France’s prime minister told Jewish leaders on Wednesday he had not meant to stigmatise their community when he urged them to rethink ancient dietary laws, as he strove to defuse a fractious row about minorities in the run up to a presidential election.
Prime Minister Francois Fillon caused an uproar on Tuesday when he said the Jewish and Muslim “ancestral traditions” of ritual slaughter were outdated and unjustified. It was the latest in a series of divisive comments by politicians about the religious practices of France’s ethnic minorities, seen as a bid to attract right-wing voters ahead of a two-round election in April and May.

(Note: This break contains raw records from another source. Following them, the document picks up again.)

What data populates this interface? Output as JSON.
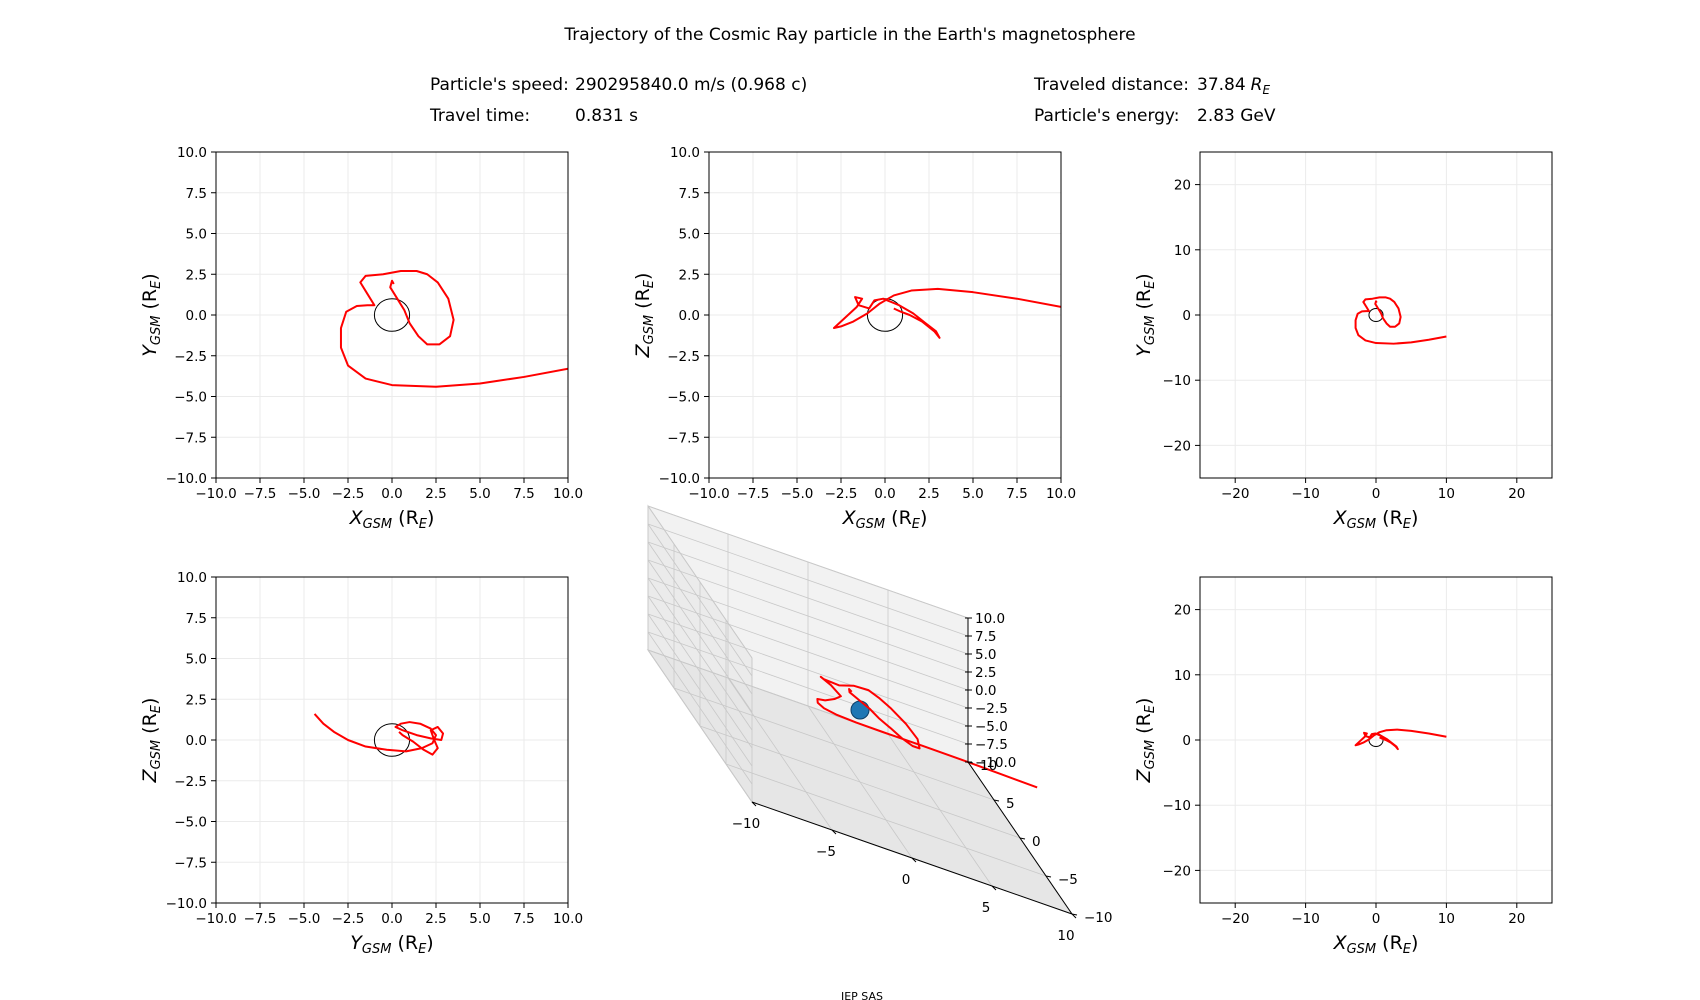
{
  "figure": {
    "title": "Trajectory of the Cosmic Ray particle in the Earth's magnetosphere",
    "footer": "IEP SAS"
  },
  "info": {
    "speed_label": "Particle's speed:",
    "speed_value": "290295840.0 m/s (0.968 c)",
    "time_label": "Travel time:",
    "time_value": "0.831 s",
    "distance_label": "Traveled distance:",
    "distance_value": "37.84",
    "distance_unit_main": "R",
    "distance_unit_sub": "E",
    "energy_label": "Particle's energy:",
    "energy_value": "2.83 GeV"
  },
  "colors": {
    "trajectory": "#ff0000",
    "earth": "#1f77b4",
    "grid": "#ebebeb"
  },
  "chart_data": [
    {
      "id": "xy",
      "type": "line",
      "xlabel_main": "X",
      "xlabel_sub": "GSM",
      "xlabel_tail": " (R",
      "xlabel_unit": "E",
      "xlabel_close": ")",
      "ylabel_main": "Y",
      "ylabel_sub": "GSM",
      "ylabel_tail": " (R",
      "ylabel_unit": "E",
      "ylabel_close": ")",
      "xlim": [
        -10,
        10
      ],
      "ylim": [
        -10,
        10
      ],
      "xticks": [
        "−10.0",
        "−7.5",
        "−5.0",
        "−2.5",
        "0.0",
        "2.5",
        "5.0",
        "7.5",
        "10.0"
      ],
      "yticks": [
        "−10.0",
        "−7.5",
        "−5.0",
        "−2.5",
        "0.0",
        "2.5",
        "5.0",
        "7.5",
        "10.0"
      ],
      "xtick_values": [
        -10,
        -7.5,
        -5,
        -2.5,
        0,
        2.5,
        5,
        7.5,
        10
      ],
      "ytick_values": [
        -10,
        -7.5,
        -5,
        -2.5,
        0,
        2.5,
        5,
        7.5,
        10
      ],
      "earth_radius": 1,
      "series": [
        {
          "x": [
            10,
            7.5,
            5,
            2.5,
            0,
            -1.5,
            -2.5,
            -2.9,
            -2.9,
            -2.6,
            -2,
            -1.4,
            -1,
            -1.4,
            -1.8,
            -1.5,
            -0.5,
            0.5,
            1.4,
            2,
            2.6,
            3.2,
            3.5,
            3.3,
            2.7,
            2,
            1.5,
            1,
            0.7,
            0.3,
            -0.1,
            0,
            0.1
          ],
          "y": [
            -3.3,
            -3.8,
            -4.2,
            -4.4,
            -4.3,
            -3.9,
            -3.1,
            -2,
            -0.8,
            0.2,
            0.55,
            0.6,
            0.6,
            1.3,
            2,
            2.4,
            2.5,
            2.7,
            2.7,
            2.5,
            2,
            1,
            -0.3,
            -1.3,
            -1.8,
            -1.8,
            -1.3,
            -0.5,
            0.3,
            1,
            1.7,
            2.1,
            1.9
          ]
        }
      ]
    },
    {
      "id": "xz",
      "type": "line",
      "xlabel_main": "X",
      "xlabel_sub": "GSM",
      "xlabel_tail": " (R",
      "xlabel_unit": "E",
      "xlabel_close": ")",
      "ylabel_main": "Z",
      "ylabel_sub": "GSM",
      "ylabel_tail": " (R",
      "ylabel_unit": "E",
      "ylabel_close": ")",
      "xlim": [
        -10,
        10
      ],
      "ylim": [
        -10,
        10
      ],
      "xticks": [
        "−10.0",
        "−7.5",
        "−5.0",
        "−2.5",
        "0.0",
        "2.5",
        "5.0",
        "7.5",
        "10.0"
      ],
      "yticks": [
        "−10.0",
        "−7.5",
        "−5.0",
        "−2.5",
        "0.0",
        "2.5",
        "5.0",
        "7.5",
        "10.0"
      ],
      "xtick_values": [
        -10,
        -7.5,
        -5,
        -2.5,
        0,
        2.5,
        5,
        7.5,
        10
      ],
      "ytick_values": [
        -10,
        -7.5,
        -5,
        -2.5,
        0,
        2.5,
        5,
        7.5,
        10
      ],
      "earth_radius": 1,
      "series": [
        {
          "x": [
            10,
            7.5,
            5,
            3,
            1.5,
            0.5,
            -0.3,
            -1,
            -1.8,
            -2.5,
            -2.9,
            -2.3,
            -1.6,
            -1.3,
            -1.7,
            -1.5,
            -0.9,
            -0.6,
            -0.1,
            0.8,
            1.6,
            2.3,
            2.9,
            3.1,
            2.8,
            2.1,
            1.4,
            0.9,
            0.5
          ],
          "y": [
            0.5,
            1,
            1.4,
            1.6,
            1.5,
            1.2,
            0.7,
            0.1,
            -0.4,
            -0.7,
            -0.8,
            -0.2,
            0.5,
            1,
            1.1,
            0.6,
            0.4,
            0.9,
            1,
            0.6,
            0.1,
            -0.5,
            -1,
            -1.4,
            -1,
            -0.4,
            0,
            0.2,
            0.4
          ]
        }
      ]
    },
    {
      "id": "xy_zoom",
      "type": "line",
      "xlabel_main": "X",
      "xlabel_sub": "GSM",
      "xlabel_tail": " (R",
      "xlabel_unit": "E",
      "xlabel_close": ")",
      "ylabel_main": "Y",
      "ylabel_sub": "GSM",
      "ylabel_tail": " (R",
      "ylabel_unit": "E",
      "ylabel_close": ")",
      "xlim": [
        -25,
        25
      ],
      "ylim": [
        -25,
        25
      ],
      "xticks": [
        "−20",
        "−10",
        "0",
        "10",
        "20"
      ],
      "yticks": [
        "−20",
        "−10",
        "0",
        "10",
        "20"
      ],
      "xtick_values": [
        -20,
        -10,
        0,
        10,
        20
      ],
      "ytick_values": [
        -20,
        -10,
        0,
        10,
        20
      ],
      "earth_radius": 1,
      "series": [
        {
          "x": [
            10,
            7.5,
            5,
            2.5,
            0,
            -1.5,
            -2.5,
            -2.9,
            -2.9,
            -2.6,
            -2,
            -1.4,
            -1,
            -1.4,
            -1.8,
            -1.5,
            -0.5,
            0.5,
            1.4,
            2,
            2.6,
            3.2,
            3.5,
            3.3,
            2.7,
            2,
            1.5,
            1,
            0.7,
            0.3,
            -0.1,
            0,
            0.1
          ],
          "y": [
            -3.3,
            -3.8,
            -4.2,
            -4.4,
            -4.3,
            -3.9,
            -3.1,
            -2,
            -0.8,
            0.2,
            0.55,
            0.6,
            0.6,
            1.3,
            2,
            2.4,
            2.5,
            2.7,
            2.7,
            2.5,
            2,
            1,
            -0.3,
            -1.3,
            -1.8,
            -1.8,
            -1.3,
            -0.5,
            0.3,
            1,
            1.7,
            2.1,
            1.9
          ]
        }
      ]
    },
    {
      "id": "yz",
      "type": "line",
      "xlabel_main": "Y",
      "xlabel_sub": "GSM",
      "xlabel_tail": " (R",
      "xlabel_unit": "E",
      "xlabel_close": ")",
      "ylabel_main": "Z",
      "ylabel_sub": "GSM",
      "ylabel_tail": " (R",
      "ylabel_unit": "E",
      "ylabel_close": ")",
      "xlim": [
        -10,
        10
      ],
      "ylim": [
        -10,
        10
      ],
      "xticks": [
        "−10.0",
        "−7.5",
        "−5.0",
        "−2.5",
        "0.0",
        "2.5",
        "5.0",
        "7.5",
        "10.0"
      ],
      "yticks": [
        "−10.0",
        "−7.5",
        "−5.0",
        "−2.5",
        "0.0",
        "2.5",
        "5.0",
        "7.5",
        "10.0"
      ],
      "xtick_values": [
        -10,
        -7.5,
        -5,
        -2.5,
        0,
        2.5,
        5,
        7.5,
        10
      ],
      "ytick_values": [
        -10,
        -7.5,
        -5,
        -2.5,
        0,
        2.5,
        5,
        7.5,
        10
      ],
      "earth_radius": 1,
      "series": [
        {
          "x": [
            -4.4,
            -3.9,
            -3.3,
            -2.5,
            -1.5,
            -0.3,
            0.8,
            1.7,
            2.3,
            2.5,
            2.2,
            1.6,
            1,
            0.5,
            0.2,
            0.6,
            1.4,
            2.2,
            2.8,
            2.9,
            2.6,
            2.2,
            2.4,
            2.6,
            2.3,
            1.8,
            1.2,
            0.6,
            0.4
          ],
          "y": [
            1.6,
            1,
            0.5,
            0,
            -0.4,
            -0.6,
            -0.7,
            -0.5,
            -0.2,
            0.3,
            0.7,
            1,
            1.1,
            1,
            0.8,
            0.6,
            0.3,
            0.1,
            0,
            0.4,
            0.8,
            0.6,
            0,
            -0.5,
            -0.9,
            -0.6,
            -0.1,
            0.3,
            0.5
          ]
        }
      ]
    },
    {
      "id": "xyz_3d",
      "type": "line",
      "xticks": [
        "−10",
        "−5",
        "0",
        "5",
        "10"
      ],
      "yticks": [
        "−10",
        "−5",
        "0",
        "5",
        "10"
      ],
      "zticks": [
        "10.0",
        "7.5",
        "5.0",
        "2.5",
        "0.0",
        "−2.5",
        "−5.0",
        "−7.5",
        "−10.0"
      ],
      "xlim": [
        -10,
        10
      ],
      "ylim": [
        -10,
        10
      ],
      "zlim": [
        -10,
        10
      ],
      "earth_radius": 1,
      "series": [
        {
          "x": [
            10,
            7.5,
            5,
            2.5,
            0,
            -1.5,
            -2.5,
            -2.9,
            -2.9,
            -2.6,
            -2,
            -1.4,
            -1,
            -1.4,
            -1.8,
            -1.5,
            -0.5,
            0.5,
            1.4,
            2,
            2.6,
            3.2,
            3.5,
            3.3,
            2.7,
            2,
            1.5,
            1,
            0.7,
            0.3,
            -0.1,
            0,
            0.1
          ],
          "y": [
            -3.3,
            -3.8,
            -4.2,
            -4.4,
            -4.3,
            -3.9,
            -3.1,
            -2,
            -0.8,
            0.2,
            0.55,
            0.6,
            0.6,
            1.3,
            2,
            2.4,
            2.5,
            2.7,
            2.7,
            2.5,
            2,
            1,
            -0.3,
            -1.3,
            -1.8,
            -1.8,
            -1.3,
            -0.5,
            0.3,
            1,
            1.7,
            2.1,
            1.9
          ],
          "z": [
            0.5,
            1,
            1.4,
            1.6,
            1.5,
            1.2,
            0.7,
            0.1,
            -0.4,
            -0.7,
            -0.8,
            -0.2,
            0.5,
            1,
            1.1,
            0.6,
            0.4,
            0.9,
            1,
            0.6,
            0.1,
            -0.5,
            -1,
            -1.4,
            -1,
            -0.4,
            0,
            0.2,
            0.4,
            0.5,
            0.6,
            0.7,
            0.6
          ]
        }
      ]
    },
    {
      "id": "xz_zoom",
      "type": "line",
      "xlabel_main": "X",
      "xlabel_sub": "GSM",
      "xlabel_tail": " (R",
      "xlabel_unit": "E",
      "xlabel_close": ")",
      "ylabel_main": "Z",
      "ylabel_sub": "GSM",
      "ylabel_tail": " (R",
      "ylabel_unit": "E",
      "ylabel_close": ")",
      "xlim": [
        -25,
        25
      ],
      "ylim": [
        -25,
        25
      ],
      "xticks": [
        "−20",
        "−10",
        "0",
        "10",
        "20"
      ],
      "yticks": [
        "−20",
        "−10",
        "0",
        "10",
        "20"
      ],
      "xtick_values": [
        -20,
        -10,
        0,
        10,
        20
      ],
      "ytick_values": [
        -20,
        -10,
        0,
        10,
        20
      ],
      "earth_radius": 1,
      "series": [
        {
          "x": [
            10,
            7.5,
            5,
            3,
            1.5,
            0.5,
            -0.3,
            -1,
            -1.8,
            -2.5,
            -2.9,
            -2.3,
            -1.6,
            -1.3,
            -1.7,
            -1.5,
            -0.9,
            -0.6,
            -0.1,
            0.8,
            1.6,
            2.3,
            2.9,
            3.1,
            2.8,
            2.1,
            1.4,
            0.9,
            0.5
          ],
          "y": [
            0.5,
            1,
            1.4,
            1.6,
            1.5,
            1.2,
            0.7,
            0.1,
            -0.4,
            -0.7,
            -0.8,
            -0.2,
            0.5,
            1,
            1.1,
            0.6,
            0.4,
            0.9,
            1,
            0.6,
            0.1,
            -0.5,
            -1,
            -1.4,
            -1,
            -0.4,
            0,
            0.2,
            0.4
          ]
        }
      ]
    }
  ]
}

French Grand Rabbi Gilles Bernheim and Paris Central Consistory President Joel Mergui said Fillon reassured them during a meeting in his office on Wednesday that he had not did not intend to abolish halal and kosher meat slaughter in France.
President Nicolas Sarkozy, who brought the issue of ritually prepared meat into his faltering reelection campaign last weekend, defended his ally Fillon on television on Tuesday evening and said the debate about religious slaughter customs was overdone.
“The prime minister clearly explained that he understood we were hurt,” Mergui said after the meeting. “He explained very clearly that there was no intention to question ritual slaughter in France.”
“He denied wanting to hurt us. He denied wanting to take aim at religion or the Jewish community,” Bernheim added.
Fillon was due to receive French Muslim Council President Mohammad Moussaoui and Paris Grand Mosque Rector Dalil Boubakeur on Thursday to give the same message to the Muslim community.
Moussaoui said on Tuesday that Muslims would not “serve as scapegoats in this campaign.”